问题
if an INSERT and a SELECT are done simultaneously on a mysql table which one will go first?
Example: Suppose "users" table row count is 0.
Then this two queries are run at the same time (assume it's at the same mili/micro second):
INSERT into users (id) values (1)
and
SELECT COUNT(*) from users
Will the last query return 0 or 1?
回答1:
Depends whether your users
table is MyISAM or InnoDB.
If it's MyISAM, one statement or the other takes a lock on the table, and there's little you can do to control that, short of locking tables yourself.
If it's InnoDB, it's transaction-based. The multi-versioning architecture allows concurrent access to the table, and the SELECT
will see the count of rows as of the instant its transaction started.

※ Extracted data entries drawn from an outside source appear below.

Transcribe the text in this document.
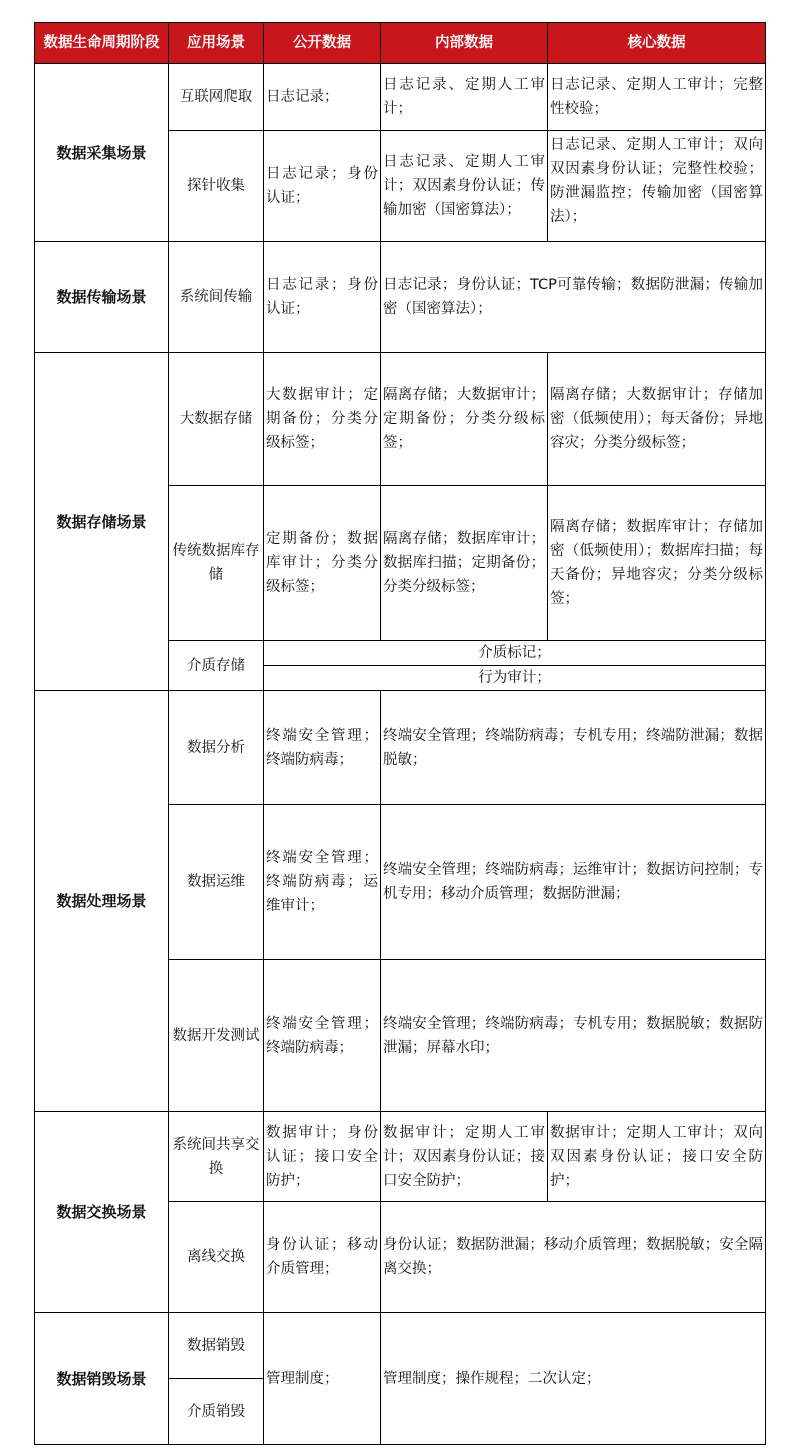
数据生命周期阶段	应用场景	公开数据	内部数据	核心数据
数据采集场景	互联网爬取	日志记录；	日志记录、定期人工审计；	日志记录、定期人工审计；完整性校验；
	探针收集	日志记录；身份认证；	日志记录、定期人工审计；双因素身份认证；传输加密（国密算法）；	日志记录、定期人工审计；双向双因素身份认证；完整性校验；防泄漏监控；传输加密（国密算法）；

数据传输场景	系统间传输	日志记录；身份认证；	日志记录；身份认证；TCP可靠传输；数据防泄漏；传输加密（国密算法）；	
数据存储场景	大数据存储	大数据审计；定期备份；分类分级标签；	隔离存储；大数据审计；定期备份；分类分级标签；	隔离存储；大数据审计；存储加密（低频使用）；每天备份；异地容灾；分类分级标签；
	传统数据库存储	定期备份；数据库审计；分类分级标签；	隔离存储；数据库审计；数据库扫描；定期备份；分类分级标签；	隔离存储；数据库审计；存储加密（低频使用）；数据库扫描；每天备份；异地容灾；分类分级标签；
	介质存储	介质标记；		
		行为审计；		
数据处理场景	数据分析	终端安全管理；终端防病毒；	终端安全管理；终端防病毒；专机专用；终端防泄漏；数据脱敏；	
	数据运维	终端安全管理；终端防病毒；运维审计；	终端安全管理；终端防病毒；运维审计；数据访问控制；专机专用；移动介质管理；数据防泄漏；	
	数据开发测试	终端安全管理；终端防病毒；	终端安全管理；终端防病毒；专机专用；数据脱敏；数据防泄漏；屏幕水印；	
数据交换场景	系统间共享交换	数据审计；身份认证；接口安全防护；	数据审计；定期人工审计；双因素身份认证；接口安全防护；	数据审计；定期人工审计；双向双因素身份认证；接口安全防护；
	离线交换	身份认证；移动介质管理；	身份认证；数据防泄漏；移动介质管理；数据脱敏；安全隔离交换；	
数据销毁场景	数据销毁	管理制度；	管理制度；操作规程；二次认定；	
	介质销毁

If there's an INSERT
going on simultaneously, the SELECT
will see 0 rows. In fact you could even see 0 rows by a SELECT
executed some seconds later, if the transaction for the INSERT
has not committed yet.
There's no way for the two transactions to start truly simultaneously. Transactions are guaranteed to have some order.
回答2:
It depends on which statement will be executed first. If first then the second will return 1, if the second one executes first, then it will return 0. Even you are executing them on the computer with multiple physical cores and due to the lock mechanism, they will never ever execute at the exactly same time stamp.